Semiconductor quantum dots are promising candidates as qubits for spin-based quantum computation as they provide highly tunable structures for trapping and manipulating individual electrons. It is the objective of this doctorate thesis to study on the development of silicon and silicon-germanium epitaxy and nanofabrication techniques for quantum dot devices, and the performance level achieved in the silicon/silicon-germanium material heterosystem.

We describe the growth of two-dimensional electron gas structures in strained Si on high-quality SiGe relaxed buffers with low temperature mobility exceeding 10,000 cm²/Vs, currently limited by the background impurities in our RTCVD system. The modulation of the electron gases using atomic layer deposited Al₂O₃ is also demonstrated. We have developed a wide range of fabrication methods of the electron gases for quantum dot applications including nanolithography and etching techniques optimized for etch selectivity and anisotropy. Feature sizes well under 100 nm can be reliably obtained.

To achieve precise control of exchange coupling of qubits, we present a new concept of parallel 2-D electron gases in a double quantum wells as interaction dimers. A typical value of 0.1 meV for symmetric-anti-symmetric splitting of subbands is predicted by modeling. The signature of inter-well scattering is proved by a negative transconductance effect measured in such structures. The physical realization of such qubit dimers can also enable a novel "flying qubit" scalable architecture for semiconductor-based quantum computers.

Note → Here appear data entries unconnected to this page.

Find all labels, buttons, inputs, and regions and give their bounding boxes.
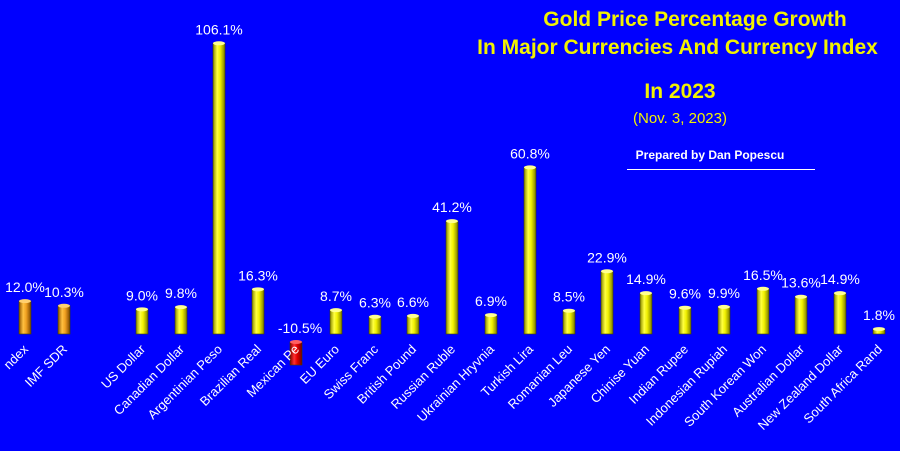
bar-cap-turkish-lira [524,165,536,170]
chart-title-line2: In Major Currencies And Currency Index [477,36,878,59]
bar-index [18,300,32,335]
value-label-russian-ruble: 41.2% [432,199,472,215]
bar-cap-imf-sdr [58,303,70,308]
value-label-index: 12.0% [5,279,45,295]
bar-cap-chinise-yuan [640,291,652,296]
chart-credit: Prepared by Dan Popescu [635,148,785,162]
bar-indonesian-rupiah [717,306,731,335]
bar-eu-euro [329,309,343,335]
bar-cap-indian-rupee [679,305,691,310]
bar-cap-swiss-franc [369,314,381,319]
value-label-argentinian-peso: 106.1% [195,21,242,37]
value-label-romanian-leu: 8.5% [553,289,585,305]
value-label-eu-euro: 8.7% [320,288,352,304]
value-label-canadian-dollar: 9.8% [165,285,197,301]
bar-us-dollar [135,309,149,335]
value-label-us-dollar: 9.0% [126,287,158,303]
value-label-new-zealand-dollar: 14.9% [820,271,860,287]
bar-cap-brazilian-real [252,287,264,292]
chart-title: Gold Price Percentage Growth [543,8,847,31]
value-label-brazilian-real: 16.3% [238,267,278,283]
value-label-imf-sdr: 10.3% [44,284,84,300]
bar-cap-japanese-yen [601,269,613,274]
value-label-mexican-peso: -10.5% [278,320,322,336]
bar-cap-south-africa-rand [873,327,885,332]
bar-cap-us-dollar [136,307,148,312]
value-label-british-pound: 6.6% [397,294,429,310]
value-label-south-africa-rand: 1.8% [863,307,895,323]
chart-subtitle: In 2023 [644,80,716,103]
value-label-australian-dollar: 13.6% [781,275,821,291]
value-label-turkish-lira: 60.8% [510,145,550,161]
bar-chinise-yuan [639,292,653,335]
bar-argentinian-peso [212,42,226,335]
value-label-ukrainian-hryvnia: 6.9% [475,293,507,309]
bar-brazilian-real [251,289,265,335]
bar-ukrainian-hryvnia [484,314,498,335]
bar-swiss-franc [368,316,382,335]
bar-japanese-yen [600,270,614,335]
bar-cap-eu-euro [330,308,342,313]
bar-south-korean-won [756,288,770,335]
bar-imf-sdr [57,305,71,335]
value-label-swiss-franc: 6.3% [359,295,391,311]
bar-cap-south-korean-won [757,286,769,291]
bar-cap-british-pound [407,313,419,318]
bar-indian-rupee [678,307,692,335]
bar-british-pound [406,315,420,335]
bar-cap-russian-ruble [446,219,458,224]
bar-romanian-leu [562,310,576,335]
bar-cap-canadian-dollar [175,305,187,310]
value-label-japanese-yen: 22.9% [587,249,627,265]
chart-date: (Nov. 3, 2023) [633,110,727,127]
tick-label-imf-sdr: IMF SDR [22,342,70,390]
bar-russian-ruble [445,220,459,335]
credit-underline [627,169,815,170]
bar-australian-dollar [794,296,808,335]
bar-cap-mexican-peso [290,340,302,344]
tick-label-index: ndex [1,341,32,372]
bar-cap-australian-dollar [795,294,807,299]
bar-new-zealand-dollar [833,292,847,335]
bar-cap-new-zealand-dollar [834,291,846,296]
bar-cap-index [19,299,31,304]
value-label-chinise-yuan: 14.9% [626,271,666,287]
value-label-indian-rupee: 9.6% [669,286,701,302]
bar-turkish-lira [523,167,537,335]
bar-cap-indonesian-rupiah [718,304,730,309]
value-label-indonesian-rupiah: 9.9% [708,285,740,301]
value-label-south-korean-won: 16.5% [743,267,783,283]
bar-cap-argentinian-peso [213,41,225,46]
bar-cap-romanian-leu [563,308,575,313]
bar-canadian-dollar [174,306,188,335]
bar-cap-ukrainian-hryvnia [485,313,497,318]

The robustness of quantum dot devices is often strongly affected by defect states on the surface arising from the Si/SiO₂ interface. We demonstrate the use of epitaxial regrowth of SiGe for surface passivation, done with thermal cleaning temperatures less than 800°C and negligible degradation of device performance. Side-gated multiple quantum point contacts are fabricated. They can be used to completely deplete electrons on a quantum dot with gate leakage less than a few nA. We have also observed periodic single electron tunneling conductance peaks in a single quantum dot transistor with a side-gate-to-dot capacitance of 4.4 aF.